A mi nivel de director de oficina de servicios, clasificado como D-1 en el escalafón, no había una vacante a la que podría aspirar. No era factible ascender a un cargo D-2 de director de departamento como solución al conflicto con mi superior inmediato. Resuelto a no participar en una nueva concepción de las funciones de los directores de las oficinas de la OEA en los países miembros, que a mi modo de ver era errónea, decidí optar por un cargo de los llamados “directores de campo”.
Con el embajador de Chile en la OEA disfrutaba de una buena relación, gracias en parte a la amistad entre Manuel Trucco y mi padre. Le consulté informalmente sobre la posibilidad de solicitar mi traslado a Santiago. El embajador me contestó que le parecía una excelente idea, agregando que él mismo se la propondría a su amigo el Secretario General. Así lo hizo y sin demora se me nombró para representar a la Secretaría General en Chile.
Varios años antes había tomado una decisión sobre mi carrera en la OEA al optar por el área administrativa en vez de aspirar a un cargo vacante en el entonces Departamento Legal. Ese cargo de abogado lo obtuvo un compañero de curso en la Universidad de Villanueva, mi buen amigo José Ignacio Tremols, para bien del Departamento Legal. No me equivoqué en aquella oportunidad, y tampoco con el traslado a Chile.

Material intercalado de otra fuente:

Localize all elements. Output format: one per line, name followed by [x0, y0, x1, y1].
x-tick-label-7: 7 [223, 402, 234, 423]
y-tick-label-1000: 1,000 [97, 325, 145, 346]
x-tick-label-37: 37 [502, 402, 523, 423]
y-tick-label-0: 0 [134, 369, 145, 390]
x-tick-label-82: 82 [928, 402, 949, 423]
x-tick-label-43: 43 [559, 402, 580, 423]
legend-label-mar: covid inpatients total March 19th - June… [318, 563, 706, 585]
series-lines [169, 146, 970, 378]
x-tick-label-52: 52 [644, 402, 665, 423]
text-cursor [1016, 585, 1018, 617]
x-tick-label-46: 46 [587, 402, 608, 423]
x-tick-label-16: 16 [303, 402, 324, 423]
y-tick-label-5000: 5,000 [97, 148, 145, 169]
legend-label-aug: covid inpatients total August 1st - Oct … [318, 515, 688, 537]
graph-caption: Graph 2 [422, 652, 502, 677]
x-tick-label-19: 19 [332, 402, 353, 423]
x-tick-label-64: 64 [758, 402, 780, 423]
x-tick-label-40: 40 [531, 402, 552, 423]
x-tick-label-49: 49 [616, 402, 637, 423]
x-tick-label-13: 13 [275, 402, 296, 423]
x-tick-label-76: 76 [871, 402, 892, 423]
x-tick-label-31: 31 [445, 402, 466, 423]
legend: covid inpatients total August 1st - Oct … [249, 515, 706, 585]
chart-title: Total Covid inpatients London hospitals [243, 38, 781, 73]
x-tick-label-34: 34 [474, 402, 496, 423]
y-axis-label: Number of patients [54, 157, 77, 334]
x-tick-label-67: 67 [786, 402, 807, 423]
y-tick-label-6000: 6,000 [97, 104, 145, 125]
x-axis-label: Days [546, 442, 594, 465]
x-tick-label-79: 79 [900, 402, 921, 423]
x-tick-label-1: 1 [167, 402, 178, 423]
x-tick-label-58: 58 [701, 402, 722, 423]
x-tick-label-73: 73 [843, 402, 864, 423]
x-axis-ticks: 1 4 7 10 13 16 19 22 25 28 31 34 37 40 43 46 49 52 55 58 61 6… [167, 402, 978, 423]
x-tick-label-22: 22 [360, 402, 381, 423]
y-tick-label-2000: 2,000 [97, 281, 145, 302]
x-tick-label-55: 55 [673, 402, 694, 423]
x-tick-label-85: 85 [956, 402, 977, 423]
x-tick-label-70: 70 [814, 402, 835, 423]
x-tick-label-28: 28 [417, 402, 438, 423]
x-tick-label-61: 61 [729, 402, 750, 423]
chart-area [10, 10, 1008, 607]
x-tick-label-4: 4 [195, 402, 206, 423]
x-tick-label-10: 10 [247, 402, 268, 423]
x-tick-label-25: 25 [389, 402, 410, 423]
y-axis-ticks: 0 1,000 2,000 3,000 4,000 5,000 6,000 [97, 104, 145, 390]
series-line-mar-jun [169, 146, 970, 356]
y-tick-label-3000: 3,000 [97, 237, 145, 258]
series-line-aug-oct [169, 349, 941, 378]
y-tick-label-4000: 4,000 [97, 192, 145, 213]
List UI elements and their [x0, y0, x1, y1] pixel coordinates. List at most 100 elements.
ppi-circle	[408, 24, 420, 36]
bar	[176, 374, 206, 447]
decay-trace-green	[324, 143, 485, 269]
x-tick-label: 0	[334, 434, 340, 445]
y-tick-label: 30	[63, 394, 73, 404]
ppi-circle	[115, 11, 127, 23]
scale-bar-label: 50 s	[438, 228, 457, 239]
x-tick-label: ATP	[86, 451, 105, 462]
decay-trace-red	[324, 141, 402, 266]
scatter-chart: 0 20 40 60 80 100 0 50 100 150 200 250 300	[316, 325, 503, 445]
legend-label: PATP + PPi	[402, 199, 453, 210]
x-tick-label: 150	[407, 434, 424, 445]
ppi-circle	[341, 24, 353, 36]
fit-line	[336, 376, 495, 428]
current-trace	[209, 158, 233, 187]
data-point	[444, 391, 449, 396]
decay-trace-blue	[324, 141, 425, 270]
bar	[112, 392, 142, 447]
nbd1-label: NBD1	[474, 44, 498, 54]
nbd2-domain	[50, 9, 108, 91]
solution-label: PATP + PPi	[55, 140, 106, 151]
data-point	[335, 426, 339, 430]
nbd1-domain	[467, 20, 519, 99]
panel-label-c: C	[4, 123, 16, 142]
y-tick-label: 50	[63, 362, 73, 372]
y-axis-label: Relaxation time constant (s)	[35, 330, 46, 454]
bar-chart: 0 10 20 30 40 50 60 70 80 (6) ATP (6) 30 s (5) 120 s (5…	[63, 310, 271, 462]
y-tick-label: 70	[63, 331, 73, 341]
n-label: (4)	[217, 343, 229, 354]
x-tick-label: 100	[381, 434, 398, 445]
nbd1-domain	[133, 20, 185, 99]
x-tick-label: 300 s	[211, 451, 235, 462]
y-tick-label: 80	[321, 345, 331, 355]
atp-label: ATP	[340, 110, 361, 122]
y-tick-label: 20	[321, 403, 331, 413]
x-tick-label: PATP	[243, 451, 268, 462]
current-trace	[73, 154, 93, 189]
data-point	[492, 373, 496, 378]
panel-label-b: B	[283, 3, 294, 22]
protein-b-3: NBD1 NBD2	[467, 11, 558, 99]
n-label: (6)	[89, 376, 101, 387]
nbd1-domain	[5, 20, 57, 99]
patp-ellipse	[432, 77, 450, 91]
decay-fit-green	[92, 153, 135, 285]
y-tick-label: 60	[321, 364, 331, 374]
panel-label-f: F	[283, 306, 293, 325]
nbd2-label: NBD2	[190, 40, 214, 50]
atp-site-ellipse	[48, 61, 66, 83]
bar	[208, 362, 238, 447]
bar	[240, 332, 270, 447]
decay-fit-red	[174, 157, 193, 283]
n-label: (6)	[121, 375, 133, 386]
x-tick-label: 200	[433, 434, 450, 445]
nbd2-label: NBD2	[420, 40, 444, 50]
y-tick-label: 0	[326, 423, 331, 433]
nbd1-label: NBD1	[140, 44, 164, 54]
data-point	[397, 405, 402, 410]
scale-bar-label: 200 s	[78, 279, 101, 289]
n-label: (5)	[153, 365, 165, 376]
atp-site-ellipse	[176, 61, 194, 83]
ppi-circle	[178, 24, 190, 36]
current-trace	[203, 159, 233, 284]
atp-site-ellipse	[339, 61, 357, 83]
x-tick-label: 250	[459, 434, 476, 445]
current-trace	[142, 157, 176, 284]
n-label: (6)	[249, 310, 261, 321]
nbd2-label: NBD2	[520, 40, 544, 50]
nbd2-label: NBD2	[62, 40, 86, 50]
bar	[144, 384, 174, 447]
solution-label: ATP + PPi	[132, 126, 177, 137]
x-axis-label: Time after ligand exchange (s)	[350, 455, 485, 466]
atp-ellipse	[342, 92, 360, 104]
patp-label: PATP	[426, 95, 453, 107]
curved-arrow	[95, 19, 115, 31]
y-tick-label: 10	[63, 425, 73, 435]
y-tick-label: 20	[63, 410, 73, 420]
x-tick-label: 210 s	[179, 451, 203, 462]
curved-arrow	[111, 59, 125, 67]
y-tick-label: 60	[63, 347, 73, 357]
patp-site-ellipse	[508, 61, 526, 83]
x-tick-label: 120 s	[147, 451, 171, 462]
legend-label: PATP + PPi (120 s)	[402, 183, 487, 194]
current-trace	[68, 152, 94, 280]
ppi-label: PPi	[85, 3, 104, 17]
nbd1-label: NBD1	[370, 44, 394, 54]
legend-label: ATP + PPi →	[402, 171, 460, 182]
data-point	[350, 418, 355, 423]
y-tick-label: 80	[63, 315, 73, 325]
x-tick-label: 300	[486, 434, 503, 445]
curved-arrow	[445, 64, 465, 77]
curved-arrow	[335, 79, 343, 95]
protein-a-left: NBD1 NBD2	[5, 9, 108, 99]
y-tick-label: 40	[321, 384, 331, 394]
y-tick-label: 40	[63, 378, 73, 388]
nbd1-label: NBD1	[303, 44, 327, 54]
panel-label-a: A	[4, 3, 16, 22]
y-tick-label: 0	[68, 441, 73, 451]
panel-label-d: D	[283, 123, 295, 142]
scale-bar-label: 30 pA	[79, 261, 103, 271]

Cuando me despedí del Secretario General, Alejandro Orfila me dio una instrucción muy clara, pero de difícil cumplimiento: “Proyecte una buena imagen de la OEA, sin perder de vista que el actual gobierno de Chile no goza de la simpatía de otros gobiernos en la Organización”. Hasta hoy no sé si le gustó mi decisión de alejarme de Washington, si bien era una medida provisional, al menos en lo que a mí concernía.